Erzurum'da yargılanmasına devam edilen tutuklu Erzincan Başsavcısı İlhan Cihaner, "Mahkeme devam ederken yeni bir soruşturma mı yapılıyor" sorusuna, Özel Yetkili Başsavcı Vekili Taner Aksakal, "Evet, ama bunu mahkemeye taşıyamam" yanıtı verince, duruşmada tansiyon gerildi.

Erzincan'daki silahlı terör örgütü iddialarına ilişkin Özel Yetkili Erzurum 2'inci Ağır Ceza Mahkemesi'nde görülen davanın üçüncü gününde Özel Yetkili Cumhuriyet Başsavcı vekili Taner Aksakal'ın mahkeme devam ederken soruşturmayı sürdürdüğünü açıklaması tansiyonu bir anda yükseltti.

Bugün saat 10.00'da başlayan duruşmada tutuklu Erzincan Cumhuriyet Başsavcısı İlhan Cihaner'in avukatı Turgut Kazan'ın Özel Yetkili Cumhuriyet Başsavcı Vekili Taner Aksakal hakkında suç duyurusunda bulunması ve mahkemedeki ses ve görüntü kayıtlarının avukatlara verilmesi talebini karara bağlandı. Mahkeme heyeti Başsavcı vekili Aksakal hakkındaki suç duyurusunun ses ve görüntü kayıtlarının deşifre edilmesinin ardından Erzurum Cumhuriyet Başsavcılığı'na gönderilmesi ve avukatlara verilmesine karar verdi.

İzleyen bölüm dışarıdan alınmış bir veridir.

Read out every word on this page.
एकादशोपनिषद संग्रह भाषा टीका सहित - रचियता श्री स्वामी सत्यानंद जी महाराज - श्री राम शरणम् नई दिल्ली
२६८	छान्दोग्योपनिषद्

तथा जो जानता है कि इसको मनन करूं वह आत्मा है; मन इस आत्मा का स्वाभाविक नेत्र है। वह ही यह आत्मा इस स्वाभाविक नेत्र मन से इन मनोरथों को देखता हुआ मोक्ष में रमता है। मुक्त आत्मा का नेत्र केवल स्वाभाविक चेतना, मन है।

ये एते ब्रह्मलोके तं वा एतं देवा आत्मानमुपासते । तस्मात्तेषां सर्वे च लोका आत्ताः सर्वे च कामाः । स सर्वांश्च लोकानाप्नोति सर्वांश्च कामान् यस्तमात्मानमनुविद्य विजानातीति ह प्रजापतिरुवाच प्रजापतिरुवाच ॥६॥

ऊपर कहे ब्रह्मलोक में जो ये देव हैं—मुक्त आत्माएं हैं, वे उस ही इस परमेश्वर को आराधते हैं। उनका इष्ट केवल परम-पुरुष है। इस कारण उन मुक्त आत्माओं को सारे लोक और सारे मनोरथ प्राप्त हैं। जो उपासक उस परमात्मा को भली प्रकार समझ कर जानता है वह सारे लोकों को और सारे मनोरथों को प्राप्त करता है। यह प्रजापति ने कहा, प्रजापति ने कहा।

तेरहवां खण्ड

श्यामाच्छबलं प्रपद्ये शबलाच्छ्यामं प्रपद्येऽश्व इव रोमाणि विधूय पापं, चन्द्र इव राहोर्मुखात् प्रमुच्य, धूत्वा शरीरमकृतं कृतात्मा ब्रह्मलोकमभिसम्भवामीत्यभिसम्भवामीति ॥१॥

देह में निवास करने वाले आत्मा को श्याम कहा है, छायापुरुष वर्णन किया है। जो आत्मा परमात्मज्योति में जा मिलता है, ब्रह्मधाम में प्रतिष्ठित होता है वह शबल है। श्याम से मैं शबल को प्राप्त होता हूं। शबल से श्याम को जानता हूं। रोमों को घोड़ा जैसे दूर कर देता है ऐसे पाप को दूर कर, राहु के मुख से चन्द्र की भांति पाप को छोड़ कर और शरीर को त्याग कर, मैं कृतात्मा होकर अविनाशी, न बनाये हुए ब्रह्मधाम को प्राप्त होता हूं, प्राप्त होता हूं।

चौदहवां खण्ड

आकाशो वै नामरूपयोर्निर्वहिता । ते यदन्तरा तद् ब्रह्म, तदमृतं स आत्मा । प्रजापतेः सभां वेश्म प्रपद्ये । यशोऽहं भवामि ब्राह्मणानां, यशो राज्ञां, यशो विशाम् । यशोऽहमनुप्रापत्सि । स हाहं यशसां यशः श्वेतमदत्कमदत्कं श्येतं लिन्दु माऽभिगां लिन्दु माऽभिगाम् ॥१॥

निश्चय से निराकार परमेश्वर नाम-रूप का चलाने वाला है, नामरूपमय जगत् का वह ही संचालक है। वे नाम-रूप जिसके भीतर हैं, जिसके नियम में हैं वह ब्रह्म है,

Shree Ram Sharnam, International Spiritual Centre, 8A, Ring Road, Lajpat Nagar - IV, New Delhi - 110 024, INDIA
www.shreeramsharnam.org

"Soruşturma devam mı ediyor?"

Ara kararın ardından söz isteyen tutuklu Başsavcı İlhan Cihaner, görevi sırasında koruma polisliği yapan memurun Erzurum Özel Yetkili Savcılığı tarafından ifadeye çağırıldığını hatırlatarak şöyle konuştu:
"Ben ve diğer tutuklu sanıklar hakkında devam eden bir soruşturma var mıdır? Varsa bunun tarafımıza bildirilmesini ve ayrıca ortada henüz bir soruşturma yokken Samsun'dan seminer dönüşü yanımda bulunan arkadaşlarımla birlikte bir mola yerinde yemek yerken fotoğraflarım çekilmiş. Soruşturma öncesinde bir takip altında mıydık? Ayrıca önleyici dinleme yapılmış mıdır? Yürüyen bir davada savcılık elindeki tüm belgeleri mahkemeye getirmek zorundadır. Yani sizin egemenliğiniz içinde olması gereken soruşturmaya paralel başka bir soruşturma yürüyor. Bu konudaki kararınızı bir an önce açıklamanızı talep ediyorum." Mahkeme heyeti bunun üzerine 5 dakika ara verdi.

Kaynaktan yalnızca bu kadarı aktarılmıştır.